NEW YORK, July 14, 2026, 14:09 (EDT)
- The stock dropped 44.1% to $3.08 at 13:54 EDT. Volume was 71.8 million.
- The drop wiped out nearly $948 million in common-equity value, slashing 90% of Lucid’s April capital package.
- The planned yearly cost saves amount to only 2.7% of first-quarter operating cash outflow and capex, measured as a quarterly run rate.
Lucid Group NASDAQ:LCID gave up around $948 million in market cap Tuesday after a report said its restructuring adviser was looking at a sale to private owners or a possible bankruptcy filing. That drop is close to 90% of the $1.05 billion capital package it announced in April, based on its last reported share count. The numbers aren’t a direct match, but they show investors moved fast to slash the value of Lucid’s new funding buffer.
AlixPartners was asked to show its findings to Lucid’s board, according to the first report on the review, and options on the table include a take-private or Chapter 11 bankruptcy, which would be a court-supervised U.S. restructuring. A source told the publication that the board hasn’t signed off on either step. Lucid declined to comment to Barron’s. Markets are pricing for a review, not a bankruptcy filing.

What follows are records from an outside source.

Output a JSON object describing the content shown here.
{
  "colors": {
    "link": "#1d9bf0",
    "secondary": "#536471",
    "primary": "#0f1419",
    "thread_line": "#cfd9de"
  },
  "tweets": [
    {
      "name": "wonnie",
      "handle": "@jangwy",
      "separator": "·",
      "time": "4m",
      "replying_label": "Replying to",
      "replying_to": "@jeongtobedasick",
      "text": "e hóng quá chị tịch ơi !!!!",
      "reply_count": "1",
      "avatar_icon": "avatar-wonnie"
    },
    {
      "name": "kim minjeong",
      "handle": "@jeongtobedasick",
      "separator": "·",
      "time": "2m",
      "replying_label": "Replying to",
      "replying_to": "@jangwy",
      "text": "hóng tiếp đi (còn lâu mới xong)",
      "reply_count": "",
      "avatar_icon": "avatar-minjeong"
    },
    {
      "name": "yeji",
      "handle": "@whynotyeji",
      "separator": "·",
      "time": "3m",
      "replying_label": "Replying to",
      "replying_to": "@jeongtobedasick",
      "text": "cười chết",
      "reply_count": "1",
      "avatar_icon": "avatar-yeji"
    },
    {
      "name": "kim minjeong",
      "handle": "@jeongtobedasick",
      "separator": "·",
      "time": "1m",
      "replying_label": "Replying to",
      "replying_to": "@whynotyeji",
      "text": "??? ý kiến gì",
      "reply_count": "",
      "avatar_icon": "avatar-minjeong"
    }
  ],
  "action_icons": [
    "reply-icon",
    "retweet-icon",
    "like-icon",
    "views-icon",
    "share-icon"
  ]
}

Timing is key here. Lucid tapped $800 million from its delayed-draw term loan on July 6, part of a credit facility with Public Investment Fund affiliate Ayar. The facility stood at about $2.5 billion after an April amendment. With a $500 million draw in April and $800 million in July, that leaves about $1.2 billion still available—if nothing else changed. Lucid burned through $1.19 billion on operations and another $253 million on property and equipment in Q1. That outflow in just one recent quarter topped what was left.
April’s raise included $550 million of PIF-linked convertible preferred stock, a $300 million public share sale, and $200 million from Uber Technologies NYSE:UBER. Then-CFO Taoufiq Boussaid said in May, “We strengthened our balance sheet with over $1 billion in new capital.” Lucid said it had $4.7 billion in pro forma liquidity for the quarter-end after the raise and new facility. Investors on Tuesday sold off, showing they’re looking past headline liquidity to what’s really available. SEC
| Funding and cash marker | Amount | Investor comparison |
|---|---|---|
| Tuesday’s wipeout in common equity | About $948 million | 90% of what the April deal brought in |
| April capital package | $1.05 billion | Preferred plus common shares |
| July 6 delayed-draw loan | $800 million | Most recent debt draw from Saudi group |
| Estimated loan headroom after July 6 | About $1.20 billion | No other moves assumed |
| Q1 operating outflow plus capex | $1.44 billion | Roughly $239 million above what’s left to borrow |
Figure based on Tuesday’s $2.43 drop and 390,256,808 shares out as of April 29. Actual share count could be a bit higher.
Shares started at $5.51, dropped to $2.49 at the session low, and were at $3.08 as of 13:54 EDT. Volume hit 71.8 million shares. Trading was halted more than once as volatility jumped. Shares bounced off the bottom, but the move didn’t change the direction for the day.
RBC Capital Markets’ Tom Narayan cut his price target on Lucid to $7 from $8 on Monday, keeping a Sector Perform rating. Earlier, he said liquidity was his top concern for the company. Shares at $3.08 were already less than half of even the lowered target. The stock blew past the analyst’s scenario in a matter of hours.
Lucid’s June restructuring plan will slash around 18% of its U.S. jobs and drop the second production shift in Arizona. The company is looking at $158 million in annual savings, with about $32 million in cash charges tied to the move. On a full run rate, that’s about $39.5 million saved per quarter, covering 2.7% of Q1 operating cash use and capital spending. The scale gap remains big.
Operations tell a different story. Second-quarter deliveries climbed 28% from the first quarter to 3,953, but production dropped 13% to 4,774. The gap between production and deliveries shrank by 66% to 821, down from 2,407. That’s not proof of cash conversion, but it does mean less inventory buildup.
| Vehicle flow | Q1 2026 | Q2 2026 | Sequential change |
|---|---|---|---|
| Produced | 5,500 | 4,774 | -13.2% |
| Delivered | 3,093 | 3,953 | +27.8% |
| Production minus deliveries | 2,407 | 821 | -65.9% |
The restructuring report uses unnamed sources and says outright a take-private or Chapter 11 aren’t board decisions. PIF had over 50% of Lucid’s voting power as of March 31 and looked set to nominate five out of nine directors after April 15. That kind of control could help get new funding or support a sponsor deal. But another quarter with cash burn near Q1’s pace could make options tighter. There’s still a wide range of outcomes.
Lucid plans to report Q2 numbers and host its earnings call on August 4 at 17:30 EDT. Market watchers want updates on cash at the end of the quarter, inventory moves, what’s left in loan capacity and signs that cost-cutting is starting to hold down outflows. The next filing should show how much money the automaker has left to work with.